$\ker(A)=\text{Im}(A^*)^\perp$ How do I show that $\ker(A)=\text{Im}(A^*)^\perp$ for any square matrix $A$.  I have done this problem before with the linear operator $T$ on a hermitian space but I can't seem to apply what I have done in that problem here.
 A: Let $x\in\ker A$ and $y\in \operatorname{im} A^*$ then there's $z$ such that $y=A^*z$ and then
$$\langle x,y\rangle=\langle x,A^*z\rangle=\langle Ax,z\rangle=\langle 0,z\rangle=0$$
so we proved that $\ker A\subset (\operatorname{im} A^*)^\perp$. Now let $x\in(\operatorname{im} A^*)^\perp$ so for every $y\in \operatorname{im} A^*$ we have
$0=\langle x,y\rangle$ so 
$$\forall z\in V,\quad 0=\langle x,A^*z\rangle=\langle Ax, z\rangle\implies Ax=0\implies x\in\ker A$$
and then we have $(\operatorname{im} A^*)^\perp\subset \ker A$. The equality follows by double inclusion.
A: Let the rows of $A$ be denotes $A_i$. A vector $v$ is in the kernel if $A_i v = 0$ for all $i$, right? 

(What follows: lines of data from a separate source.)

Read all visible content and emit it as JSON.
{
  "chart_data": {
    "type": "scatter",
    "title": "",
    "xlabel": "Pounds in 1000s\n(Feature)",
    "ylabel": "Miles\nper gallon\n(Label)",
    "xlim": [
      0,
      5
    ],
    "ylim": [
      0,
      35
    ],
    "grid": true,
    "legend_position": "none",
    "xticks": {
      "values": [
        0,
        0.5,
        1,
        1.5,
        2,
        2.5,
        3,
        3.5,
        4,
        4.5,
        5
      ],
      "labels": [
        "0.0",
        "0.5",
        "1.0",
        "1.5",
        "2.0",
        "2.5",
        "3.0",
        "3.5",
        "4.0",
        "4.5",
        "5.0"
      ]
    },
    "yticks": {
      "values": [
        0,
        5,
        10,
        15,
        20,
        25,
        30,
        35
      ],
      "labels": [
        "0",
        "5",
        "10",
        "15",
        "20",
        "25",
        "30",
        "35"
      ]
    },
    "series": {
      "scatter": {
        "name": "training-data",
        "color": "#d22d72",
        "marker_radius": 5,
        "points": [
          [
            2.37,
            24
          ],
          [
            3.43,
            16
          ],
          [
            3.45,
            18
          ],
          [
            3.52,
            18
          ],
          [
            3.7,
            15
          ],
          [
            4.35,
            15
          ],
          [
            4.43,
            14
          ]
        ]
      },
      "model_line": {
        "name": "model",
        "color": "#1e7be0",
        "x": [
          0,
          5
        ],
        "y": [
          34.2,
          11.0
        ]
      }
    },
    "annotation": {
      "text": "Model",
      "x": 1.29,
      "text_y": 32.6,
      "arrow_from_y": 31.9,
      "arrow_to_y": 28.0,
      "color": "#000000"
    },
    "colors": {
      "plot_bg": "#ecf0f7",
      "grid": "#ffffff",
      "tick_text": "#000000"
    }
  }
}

Something is in the image of $A^{*}$ if it's a linear combination of the columns of $A^{*}$, which are the rows of $A$. So the image of $A^{*}$ consists exactly of values of expressions of the form
$$
\sum_i c_i A_i.
$$
If $w$ is perpendicular to all such expressions, then it's perpendicular to $A_1$ (by choosing $c_1 = 1, c_2 = 0, c_3 = 0, ...$) and similarly for all other $A_i$. In other words, the right hand side is contained in the left. 
I think you can probably work out the rest from here; if not, just ask and I'll finish it up.